If you’ve been reading this space lately, it’s probably clear that it’s been a rough year. I like having things just so, and almost nothing is “just so” these days. My daughter has not been doing a classical or Charlotte Mason or even insipid Common Core curriculum. She’s been doing workbooks and lots of documentaries and books on tape. We’re trying to get things back on track, but it’s gonna take time.
Meanwhile, I find myself unschooling by accident. And for my daughter, that’s working out better than I thought.
She has always liked making things. This year she realized that adults don’t like the things she made out of those disposable craft kits for kids. So she started asking for nicer supplies. She really enjoys making beaded bracelets, so when she asked to move beyond pony beads, I took her to Jo-Ann’s and she bought (with her own money) some strands of beads and plastic elastic cording. She set to work and made a few really cute bracelets, and I offered to open her an Etsy store. And it ended up being one of the most educational things we’ve ever done with her.
Some of things she’s learned:
-how to make patterns
-lots of family history because Bourys are almost genetically business owners and there are some great inspirational stories to tell
-how to choose color palettes
-how to advertise her merchandise (through her parents’ Facebook profiles, but also by having me “model” bracelets when I go places. I’ve sold a couple right off my wrist.)
-how to pursue outside investment (thanks Taita! She bought her a bunch of beads this past summer to commission a necklace.)
-that promises you make in business can’t be broken without penalties (Sorry Taita! She didn’t like making necklaces. So now she has to pay back $80.)
-how to research design trends (we went to a local department store and examined similar bracelets to see how they were constructed, what seemed to be popular colors this year, and how much they charged for them.)
-how to sell her merchandise (how you speak to your customer, how to suggestion sell, etc.)

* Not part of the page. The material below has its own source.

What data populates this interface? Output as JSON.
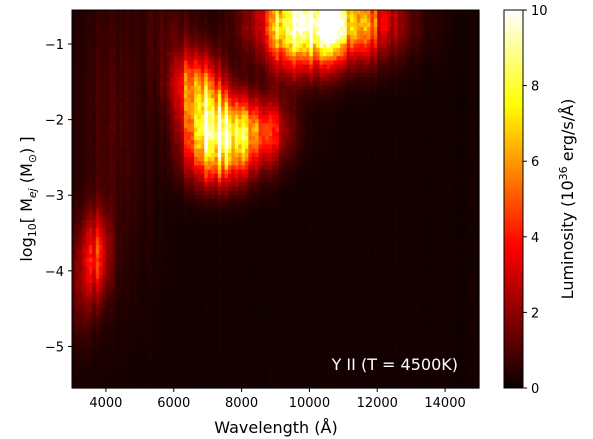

-how to calculate a sale price that ensures a profit.
-what happens when you spend all your profits on chocolate for you and your brothers without considering future business needs (what happens is you go temporarily bankrupt and have to beg for outside investment from Taita. lol.)

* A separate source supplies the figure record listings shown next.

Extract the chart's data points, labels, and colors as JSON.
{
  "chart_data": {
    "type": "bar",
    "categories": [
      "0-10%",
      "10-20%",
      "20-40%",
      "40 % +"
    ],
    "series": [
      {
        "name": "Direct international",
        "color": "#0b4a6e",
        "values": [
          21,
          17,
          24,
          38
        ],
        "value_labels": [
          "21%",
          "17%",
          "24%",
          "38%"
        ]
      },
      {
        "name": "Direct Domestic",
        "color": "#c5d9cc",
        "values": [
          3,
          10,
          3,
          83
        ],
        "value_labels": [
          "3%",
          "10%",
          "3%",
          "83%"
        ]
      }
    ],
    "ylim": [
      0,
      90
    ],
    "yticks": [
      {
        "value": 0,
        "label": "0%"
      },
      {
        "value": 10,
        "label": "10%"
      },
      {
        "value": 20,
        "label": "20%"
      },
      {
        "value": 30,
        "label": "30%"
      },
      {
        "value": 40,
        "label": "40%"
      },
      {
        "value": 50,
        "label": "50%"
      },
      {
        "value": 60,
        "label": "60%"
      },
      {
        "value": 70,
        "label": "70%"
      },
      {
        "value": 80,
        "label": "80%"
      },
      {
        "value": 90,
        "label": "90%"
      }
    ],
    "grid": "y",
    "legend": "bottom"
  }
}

-what happens when you decrease the quality of your product (she strung her remaining beads willy-nilly to use them up… and unsurprisingly, didn’t sell that one.)
-what effect your enthusiasm about your product has on a sale (when she’s chipper and upbeat, she has better luck selling than when she’s in a bad mood.)

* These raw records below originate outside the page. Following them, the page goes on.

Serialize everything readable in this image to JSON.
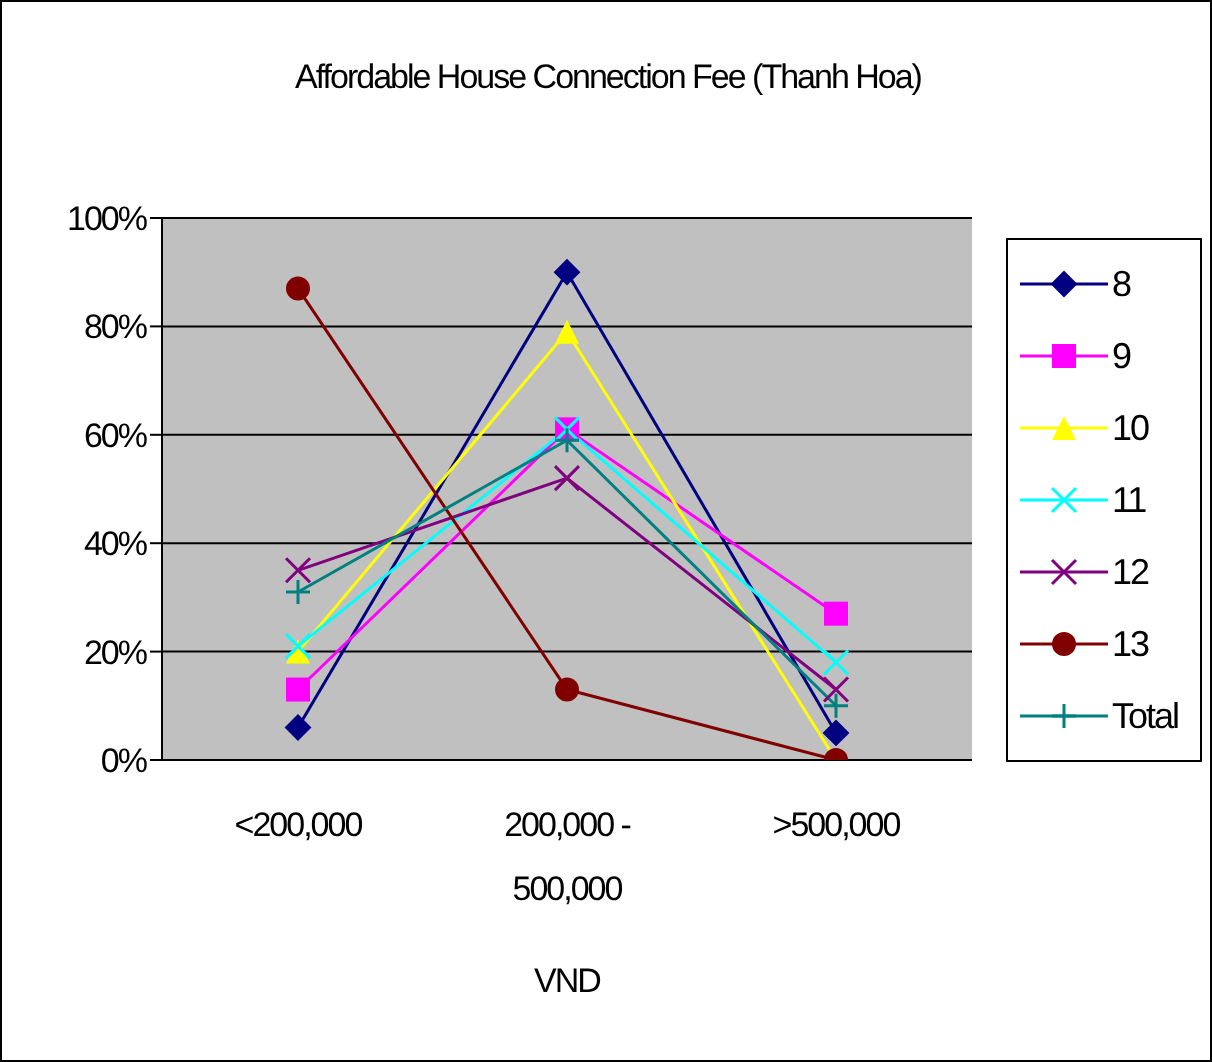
{
  "chart_data": {
    "type": "line",
    "title": "Affordable House Connection Fee (Thanh Hoa)",
    "xlabel": "VND",
    "categories": [
      "<200,000",
      "200,000 - 500,000",
      ">500,000"
    ],
    "ylim": [
      0,
      100
    ],
    "yticks": [
      {
        "value": 0,
        "label": "0%"
      },
      {
        "value": 20,
        "label": "20%"
      },
      {
        "value": 40,
        "label": "40%"
      },
      {
        "value": 60,
        "label": "60%"
      },
      {
        "value": 80,
        "label": "80%"
      },
      {
        "value": 100,
        "label": "100%"
      }
    ],
    "grid": "y",
    "legend": "right",
    "series": [
      {
        "name": "8",
        "color": "#000080",
        "marker": "diamond",
        "values": [
          6,
          90,
          5
        ]
      },
      {
        "name": "9",
        "color": "#ff00ff",
        "marker": "square",
        "values": [
          13,
          61,
          27
        ]
      },
      {
        "name": "10",
        "color": "#ffff00",
        "marker": "triangle",
        "values": [
          20,
          79,
          0
        ]
      },
      {
        "name": "11",
        "color": "#00ffff",
        "marker": "cross",
        "values": [
          21,
          61,
          18
        ]
      },
      {
        "name": "12",
        "color": "#800080",
        "marker": "cross",
        "values": [
          35,
          52,
          13
        ]
      },
      {
        "name": "13",
        "color": "#800000",
        "marker": "circle",
        "values": [
          87,
          13,
          0
        ]
      },
      {
        "name": "Total",
        "color": "#008080",
        "marker": "plus",
        "values": [
          31,
          59,
          10
        ]
      }
    ]
  }
}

-really basic arithmetic (addition/subtraction, multiplication, using currency)
-how to organize her workspace to encourage peak creativity (when she just dumps the beads in a box vs. sorting them out so she can clearly see what supplies she has to work with)
-that’s it’s a good idea to put your things away after a crafting session or you lose all your work to the next rampaging sibling
She’s seven, and she’s learning all that. With all due respect to hard working public and private school teachers, I know she wouldn’t be learning these sorts of critical entrepreneurial skills there. I can already see that there will be lots of lessons in the future. She hasn’t had to deal with a return yet. She might want to invest in her skills by taking a class or reading some how-to books (which might encourage her to actually want to read I hope). She hasn’t had to file taxes. Eventually, she’ll need to start listing these herself, so: photography, using photo editing software, learning to type and navigate the guidelines of an online host, maybe finding local craft shows to go to. Lots to learn!
I’m glad we did it, and I hope my other kids find something that they can grab on to like she did.